Fällt der Leistungszuwachs des Prozessorteils relativ gering aus, so ist die Grafikeinheit Intel HD Graphics 4000 merklich schneller geworden. Alle von uns getesteten Spiele - Alan Wake, Batman Arkham City, Battlefield 3, Call of Duty: Modern Warfare 3, Mass Effect 3 und The Elder Scrolls 5: Skyrim - zeigen deutliche Zuwächse bei den Bildwiederholraten.

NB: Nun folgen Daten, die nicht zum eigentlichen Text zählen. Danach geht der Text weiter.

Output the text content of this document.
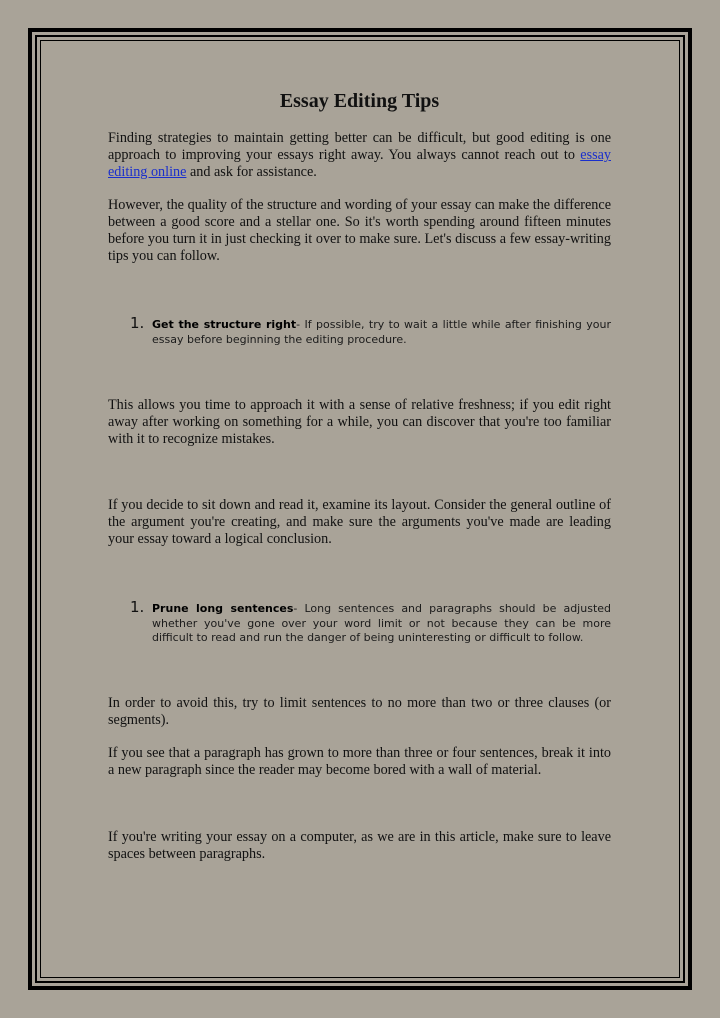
Essay Editing Tips

Finding strategies to maintain getting better can be difficult, but good editing is one approach to improving your essays right away. You always cannot reach out to essay editing online and ask for assistance.

However, the quality of the structure and wording of your essay can make the difference between a good score and a stellar one. So it's worth spending around fifteen minutes before you turn it in just checking it over to make sure. Let's discuss a few essay-writing tips you can follow.

1. Get the structure right- If possible, try to wait a little while after finishing your essay before beginning the editing procedure.

This allows you time to approach it with a sense of relative freshness; if you edit right away after working on something for a while, you can discover that you're too familiar with it to recognize mistakes.

If you decide to sit down and read it, examine its layout. Consider the general outline of the argument you're creating, and make sure the arguments you've made are leading your essay toward a logical conclusion.

1. Prune long sentences- Long sentences and paragraphs should be adjusted whether you've gone over your word limit or not because they can be more difficult to read and run the danger of being uninteresting or difficult to follow.

In order to avoid this, try to limit sentences to no more than two or three clauses (or segments).

If you see that a paragraph has grown to more than three or four sentences, break it into a new paragraph since the reader may become bored with a wall of material.

If you're writing your essay on a computer, as we are in this article, make sure to leave spaces between paragraphs.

Im Schnitt liefert die Intel HD Graphics 4000 Grafikeinheit in unseren Tests 60 Prozentmehr Performance als die Intel HD Graphics 3000 und liegt damit leicht über dem Niveau einer diskreten Nivida Geforce GT 525M. Natürlich wachsen die Anforderungen moderner Spiele mit – wirklich flüssig laufen die meisten Games nur in niedrigen bis mittleren Detailstufen. Battlefield 3 ist zum Beispiel selbst in minimalen Details unspielbar, Call of Duty: Modern Warfare 3 und Mass Effect 3 lassen hingegen sogar mittlere beziehungsweise hohe Detaileinstellungen zu. Detailliertere Angaben zur Spielbarkeit finden sich in unseren Gamechecks.

Fazit
Ein gravierender Leistungsschub ist wohl erst für Intels nächste „Tock“-Generation namens Haswell zu erwarten, Ivy Bridge bedeutet ein moderates Update in Sachen Geschwindigkeit und Effizienz. Vom sparsameren, kühleren Betrieb profitieren vor allem die ULV-Prozessoren (17 Watt) in den Ultrabooks und Subnotebooks. Die Palette an Features ermöglicht nun auch die Anbindung zweier Monitore an ein Ultrabook, DirectX 11 Spiele und bietet mehr Bandbreite für Peripherie über USB 3.0 und Thunderbolt. Wer mit seinem Sandy Bridge Prozessor zufrieden ist, für den lohnt der kostspielige Umstieg vielleicht nicht. Liegt man mit dem Notebook allerdings ein bis zwei Prozessor-Generationen zurück, für den dürften Leistung und Effizienz der Ivy Bridge Plattform eine völlig neue Dimension eröffnen.